JIAXING, CHINA – Thousands of dead pigs in a Shanghai river have cast a spotlight on China’s poorly regulated farm production, with the country’s favorite meat joining a long list of food scares.
The number of carcasses recovered in recent days from the Huangpu River — which cuts through the commercial hub and supplies over 20 percent of its drinking water — has passed 13,000, with authorities in Shanghai saying Monday that 9,460 dead pigs had been found since March 8. The upstream city of Jiaxing earlier reported that it has recovered another 3,601 dead pigs from its streams.
Shanghai has blamed the farmers of Jiaxing in neighboring Zhejiang Province for casting pigs thought to have died of disease into the river upstream, but officials from the area have admitted to only a single producer doing so.
The city has stepped up inspections of markets to stop meat from the dead animals from reaching dining tables of its 23 million people.
From recycled cooking oil to dangerous chemicals in baby milk powder, a series of food scandals in China has caused huge public concern.
Pork is king in China, accounting for 64 percent of total meat output last year, and urban residents with growing wallets and waistlines ate 20 kg of the meat per person in 2011.

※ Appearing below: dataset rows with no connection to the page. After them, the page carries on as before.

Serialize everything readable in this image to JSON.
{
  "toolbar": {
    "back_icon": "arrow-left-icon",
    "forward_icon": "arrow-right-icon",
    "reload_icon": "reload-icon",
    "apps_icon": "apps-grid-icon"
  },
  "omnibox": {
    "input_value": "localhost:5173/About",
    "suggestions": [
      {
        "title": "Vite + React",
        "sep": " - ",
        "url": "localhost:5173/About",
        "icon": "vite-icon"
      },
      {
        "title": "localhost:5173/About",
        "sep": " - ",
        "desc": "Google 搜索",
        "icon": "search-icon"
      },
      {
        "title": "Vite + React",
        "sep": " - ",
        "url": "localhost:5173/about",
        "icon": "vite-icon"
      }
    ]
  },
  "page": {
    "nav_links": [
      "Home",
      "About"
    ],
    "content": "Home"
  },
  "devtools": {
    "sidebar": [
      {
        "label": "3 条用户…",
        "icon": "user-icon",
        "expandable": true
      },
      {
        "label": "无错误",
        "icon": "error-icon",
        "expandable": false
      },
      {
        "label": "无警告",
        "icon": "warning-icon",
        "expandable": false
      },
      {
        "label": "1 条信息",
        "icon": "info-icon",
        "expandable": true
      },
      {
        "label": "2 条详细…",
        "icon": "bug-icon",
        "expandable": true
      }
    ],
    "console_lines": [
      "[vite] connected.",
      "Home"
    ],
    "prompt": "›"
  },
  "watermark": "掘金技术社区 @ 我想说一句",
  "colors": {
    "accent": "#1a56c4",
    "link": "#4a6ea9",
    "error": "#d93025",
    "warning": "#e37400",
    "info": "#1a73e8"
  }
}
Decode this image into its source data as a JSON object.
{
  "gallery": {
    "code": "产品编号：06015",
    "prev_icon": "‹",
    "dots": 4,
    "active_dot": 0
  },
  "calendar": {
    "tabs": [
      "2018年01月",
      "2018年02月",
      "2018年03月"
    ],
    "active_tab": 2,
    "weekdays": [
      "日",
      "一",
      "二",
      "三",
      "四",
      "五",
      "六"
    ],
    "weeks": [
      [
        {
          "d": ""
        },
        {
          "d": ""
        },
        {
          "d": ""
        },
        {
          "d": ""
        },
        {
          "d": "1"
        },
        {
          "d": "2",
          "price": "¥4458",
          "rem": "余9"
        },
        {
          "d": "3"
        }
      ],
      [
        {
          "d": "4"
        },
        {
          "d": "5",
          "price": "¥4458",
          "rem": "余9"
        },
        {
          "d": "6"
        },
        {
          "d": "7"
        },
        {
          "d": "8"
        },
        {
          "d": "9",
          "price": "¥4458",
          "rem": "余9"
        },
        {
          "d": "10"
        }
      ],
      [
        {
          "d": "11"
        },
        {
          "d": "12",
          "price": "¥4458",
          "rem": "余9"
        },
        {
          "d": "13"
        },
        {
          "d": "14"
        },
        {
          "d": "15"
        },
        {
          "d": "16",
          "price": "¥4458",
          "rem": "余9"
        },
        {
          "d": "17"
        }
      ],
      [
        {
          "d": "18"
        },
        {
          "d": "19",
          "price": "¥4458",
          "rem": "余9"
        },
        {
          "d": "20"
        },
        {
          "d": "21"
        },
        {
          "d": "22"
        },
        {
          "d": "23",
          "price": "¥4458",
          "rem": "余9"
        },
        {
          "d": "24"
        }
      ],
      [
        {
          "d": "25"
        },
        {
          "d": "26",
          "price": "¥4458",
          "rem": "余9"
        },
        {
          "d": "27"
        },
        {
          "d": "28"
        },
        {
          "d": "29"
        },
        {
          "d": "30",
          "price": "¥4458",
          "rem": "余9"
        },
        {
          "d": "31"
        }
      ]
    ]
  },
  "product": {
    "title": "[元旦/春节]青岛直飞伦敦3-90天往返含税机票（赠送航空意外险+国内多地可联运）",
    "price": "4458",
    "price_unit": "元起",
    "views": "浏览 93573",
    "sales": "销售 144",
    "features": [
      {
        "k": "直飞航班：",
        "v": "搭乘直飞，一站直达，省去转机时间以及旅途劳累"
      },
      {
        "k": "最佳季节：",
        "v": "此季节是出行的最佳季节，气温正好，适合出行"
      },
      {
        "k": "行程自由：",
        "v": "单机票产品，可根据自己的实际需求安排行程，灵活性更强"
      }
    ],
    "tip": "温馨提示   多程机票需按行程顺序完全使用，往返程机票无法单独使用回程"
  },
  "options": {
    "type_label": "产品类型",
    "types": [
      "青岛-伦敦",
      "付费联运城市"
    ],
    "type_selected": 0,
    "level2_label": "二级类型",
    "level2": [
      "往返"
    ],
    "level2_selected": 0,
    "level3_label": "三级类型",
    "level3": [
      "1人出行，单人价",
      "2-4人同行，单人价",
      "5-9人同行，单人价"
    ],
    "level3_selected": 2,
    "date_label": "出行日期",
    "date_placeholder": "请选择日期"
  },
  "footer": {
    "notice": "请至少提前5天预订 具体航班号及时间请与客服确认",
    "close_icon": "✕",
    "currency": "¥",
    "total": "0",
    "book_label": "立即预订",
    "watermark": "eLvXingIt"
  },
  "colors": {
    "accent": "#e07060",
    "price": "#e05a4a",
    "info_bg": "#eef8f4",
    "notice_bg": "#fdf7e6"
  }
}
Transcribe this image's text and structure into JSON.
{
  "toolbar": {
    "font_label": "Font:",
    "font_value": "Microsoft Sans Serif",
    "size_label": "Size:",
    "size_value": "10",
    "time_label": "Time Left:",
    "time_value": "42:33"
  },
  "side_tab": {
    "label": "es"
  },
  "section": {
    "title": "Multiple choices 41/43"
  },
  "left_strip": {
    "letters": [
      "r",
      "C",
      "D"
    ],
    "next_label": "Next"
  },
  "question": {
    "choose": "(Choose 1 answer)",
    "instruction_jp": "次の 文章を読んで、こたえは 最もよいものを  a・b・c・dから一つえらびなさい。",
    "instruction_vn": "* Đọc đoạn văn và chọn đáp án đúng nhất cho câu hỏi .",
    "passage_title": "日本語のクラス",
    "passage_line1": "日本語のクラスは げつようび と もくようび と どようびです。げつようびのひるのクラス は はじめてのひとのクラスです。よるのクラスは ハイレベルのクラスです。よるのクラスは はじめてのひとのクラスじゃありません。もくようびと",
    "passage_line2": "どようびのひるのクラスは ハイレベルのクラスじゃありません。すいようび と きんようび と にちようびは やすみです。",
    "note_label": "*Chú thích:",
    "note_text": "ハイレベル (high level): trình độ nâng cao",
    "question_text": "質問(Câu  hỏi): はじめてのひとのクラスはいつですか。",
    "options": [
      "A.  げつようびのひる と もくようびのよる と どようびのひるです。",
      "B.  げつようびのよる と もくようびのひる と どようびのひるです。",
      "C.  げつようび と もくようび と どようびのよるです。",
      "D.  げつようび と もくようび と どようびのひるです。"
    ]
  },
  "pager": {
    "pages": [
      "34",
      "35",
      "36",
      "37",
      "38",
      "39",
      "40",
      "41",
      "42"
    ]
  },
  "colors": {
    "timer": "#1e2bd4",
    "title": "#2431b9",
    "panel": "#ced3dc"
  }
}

Images of Shanghai’s dead pigs have hit the nation’s collective gut, but in the village of Zhulin, a major hog-raising center in Jiaxing, the farmers claim their innocence in the scandal.
“The government is very strict. We give our pigs vaccinations. If they are sick, they can’t be sold,” said Pan Juying, 57.

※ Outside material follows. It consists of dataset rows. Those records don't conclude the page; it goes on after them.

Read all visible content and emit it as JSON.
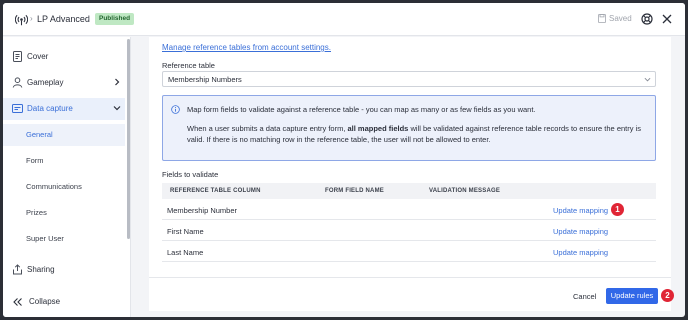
{
  "header": {
    "title": "LP Advanced",
    "badge": "Published",
    "saved_label": "Saved"
  },
  "sidebar": {
    "items": [
      {
        "label": "Cover",
        "icon": "document-icon"
      },
      {
        "label": "Gameplay",
        "icon": "person-icon"
      },
      {
        "label": "Data capture",
        "icon": "data-capture-icon"
      }
    ],
    "sub_items": [
      {
        "label": "General"
      },
      {
        "label": "Form"
      },
      {
        "label": "Communications"
      },
      {
        "label": "Prizes"
      },
      {
        "label": "Super User"
      }
    ],
    "sharing_label": "Sharing",
    "collapse_label": "Collapse"
  },
  "main": {
    "manage_link": "Manage reference tables from account settings.",
    "reference_label": "Reference table",
    "reference_value": "Membership Numbers",
    "info": {
      "line1": "Map form fields to validate against a reference table - you can map as many or as few fields as you want.",
      "line2_before": "When a user submits a data capture entry form, ",
      "line2_bold": "all mapped fields",
      "line2_after": " will be validated against reference table records to ensure the entry is valid. If there is no matching row in the reference table, the user will not be allowed to enter."
    },
    "fields_label": "Fields to validate",
    "columns": [
      "REFERENCE TABLE COLUMN",
      "FORM FIELD NAME",
      "VALIDATION MESSAGE"
    ],
    "rows": [
      {
        "name": "Membership Number",
        "action": "Update mapping"
      },
      {
        "name": "First Name",
        "action": "Update mapping"
      },
      {
        "name": "Last Name",
        "action": "Update mapping"
      }
    ],
    "markers": [
      "1",
      "2"
    ],
    "cancel_label": "Cancel",
    "primary_label": "Update rules"
  },
  "colors": {
    "accent": "#3168e8",
    "link": "#3a6fd8",
    "badge_bg": "#bfe8c3",
    "marker": "#e02535"
  }
}
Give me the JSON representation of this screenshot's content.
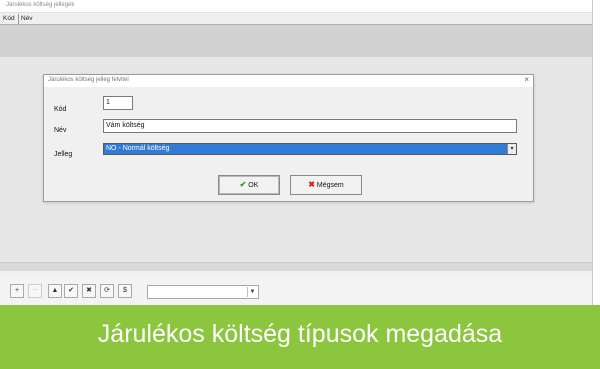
{
  "window": {
    "title": "Járulékos költség jellegek"
  },
  "grid": {
    "columns": [
      "Kód",
      "Név"
    ]
  },
  "dialog": {
    "title": "Járulékos költség jelleg felvitel",
    "close_label": "×",
    "fields": {
      "kod_label": "Kód",
      "kod_value": "1",
      "nev_label": "Név",
      "nev_value": "Vám költség",
      "jelleg_label": "Jelleg",
      "jelleg_value": "NO - Normál költség"
    },
    "ok_label": "OK",
    "cancel_label": "Mégsem"
  },
  "toolbar": {
    "buttons": [
      "+",
      "−",
      "▲",
      "✔",
      "✖",
      "⟳",
      "$"
    ],
    "combo_value": ""
  },
  "caption": {
    "text": "Járulékos költség típusok megadása",
    "color": "#8cc63f"
  }
}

But a bloated piglet lying by the roadside 100 meters away from a stream showed that not all dead animals are properly disposed of.
Wang Wei, a veterinarian for Hengyuan Co., which produces medicines for farm animals, said a large number of pigs died from unknown causes in Zhejiang just before and after the Lunar New Year in February.

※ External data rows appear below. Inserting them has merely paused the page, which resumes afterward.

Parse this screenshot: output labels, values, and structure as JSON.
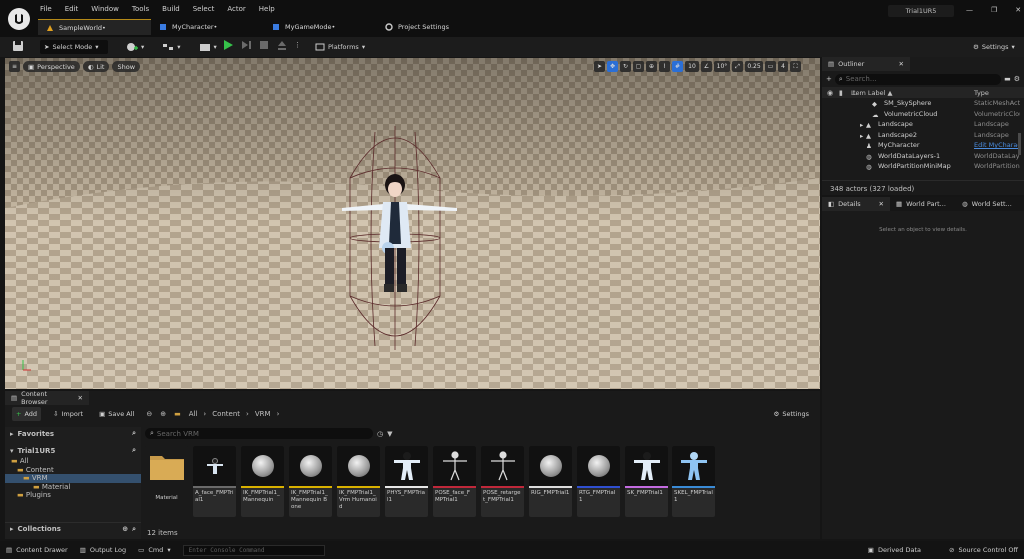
{
  "menu": [
    "File",
    "Edit",
    "Window",
    "Tools",
    "Build",
    "Select",
    "Actor",
    "Help"
  ],
  "tabs": {
    "world": "SampleWorld•",
    "character": "MyCharacter•",
    "gamemode": "MyGameMode•",
    "project": "Project Settings"
  },
  "project_name": "Trial1UR5",
  "toolbar": {
    "select_mode": "Select Mode",
    "platforms": "Platforms",
    "settings": "Settings"
  },
  "viewport": {
    "perspective": "Perspective",
    "lit": "Lit",
    "show": "Show",
    "grid": "10",
    "angle": "10°",
    "scale": "0.25",
    "cameras": "4"
  },
  "outliner": {
    "title": "Outliner",
    "search_placeholder": "Search...",
    "col_label": "Item Label ▲",
    "col_type": "Type",
    "rows": [
      {
        "label": "SM_SkySphere",
        "type": "StaticMeshAct"
      },
      {
        "label": "VolumetricCloud",
        "type": "VolumetricCloud"
      },
      {
        "label": "Landscape",
        "type": "Landscape"
      },
      {
        "label": "Landscape2",
        "type": "Landscape"
      },
      {
        "label": "MyCharacter",
        "type": "Edit MyCharacter"
      },
      {
        "label": "WorldDataLayers-1",
        "type": "WorldDataLay"
      },
      {
        "label": "WorldPartitionMiniMap",
        "type": "WorldPartition"
      }
    ],
    "status": "348 actors (327 loaded)"
  },
  "details": {
    "tabs": [
      "Details",
      "World Part...",
      "World Sett..."
    ],
    "empty": "Select an object to view details."
  },
  "content_browser": {
    "title": "Content Browser",
    "add": "Add",
    "import": "Import",
    "save_all": "Save All",
    "breadcrumb": [
      "All",
      "Content",
      "VRM"
    ],
    "settings": "Settings",
    "favorites": "Favorites",
    "project": "Trial1UR5",
    "tree": [
      "All",
      "Content",
      "VRM",
      "Material",
      "Plugins"
    ],
    "collections": "Collections",
    "search_placeholder": "Search VRM",
    "count": "12 items",
    "assets": [
      {
        "name": "Material",
        "kind": "folder",
        "color": "#00000000"
      },
      {
        "name": "A_face_FMPTrial1",
        "kind": "figure",
        "color": "#6a6a6a"
      },
      {
        "name": "IK_FMPTrial1_Mannequin",
        "kind": "cube",
        "color": "#d9b100"
      },
      {
        "name": "IK_FMPTrial1_Mannequin Bone",
        "kind": "cube",
        "color": "#d9b100"
      },
      {
        "name": "IK_FMPTrial1_Vrm Humanoid",
        "kind": "cube",
        "color": "#d9b100"
      },
      {
        "name": "PHYS_FMPTrial1",
        "kind": "figure",
        "color": "#e6e6e6"
      },
      {
        "name": "POSE_face_FMPTrial1",
        "kind": "skeleton",
        "color": "#c0283a"
      },
      {
        "name": "POSE_retarget_FMPTrial1",
        "kind": "skeleton",
        "color": "#c0283a"
      },
      {
        "name": "RIG_FMPTrial1",
        "kind": "cube",
        "color": "#dcdcdc"
      },
      {
        "name": "RTG_FMPTrial1",
        "kind": "cube",
        "color": "#2f4fd0"
      },
      {
        "name": "SK_FMPTrial1",
        "kind": "figure",
        "color": "#c36be0"
      },
      {
        "name": "SKEL_FMPTrial1",
        "kind": "figure",
        "color": "#3a8bd6"
      }
    ]
  },
  "statusbar": {
    "drawer": "Content Drawer",
    "output": "Output Log",
    "cmd": "Cmd",
    "console_placeholder": "Enter Console Command",
    "derived": "Derived Data",
    "source": "Source Control Off"
  }
}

“It must have been a big pig farm” that was responsible for events in Shanghai, he said in Zhulin’s main street, which is lined with animal medicine and feed stores. “They can’t control an outbreak of infectious disease.”
Despite laws against the practice, animals that die from disease in China can end up in the food supply chain or improperly disposed of.
In Wenling, also in Zhejiang, authorities announced last week that 46 people had been jailed for up to 6½ years for processing and selling pork from more than 1,000 diseased pigs.
China was rocked by one of its biggest-ever food safety scandals in 2008 when the industrial chemical melamine was found to have been illegally added to dairy products, killing at least six babies and making 300,000 people ill.
Across China, cheap recycled cooking oil is made illegally from leftovers scooped out of restaurant drains. Amid public disgust authorities arrested more than 30 people over its sale, but it remains commonplace.
In another recent incident, KFC was hit by controversy after revealing some Chinese suppliers provided chicken with high levels of antibiotics, in what appeared to be an industrywide practice.
Zhu Yi, a professor at China Agricultural University, said that the country’s vast number of small-scale farmers were “hard to supervise and regulate.”
“Food safety is an issue that requires continuous efforts, you simply cannot put everything right once and for all,” she said. “The current livestock breeding model is too crude and the standards too low.”
However, large-scale production also carried risks of its own, she added. “Every country has its own problems,” she said. “The highly industrialized European Union was caught up by the horse-meat scandal.”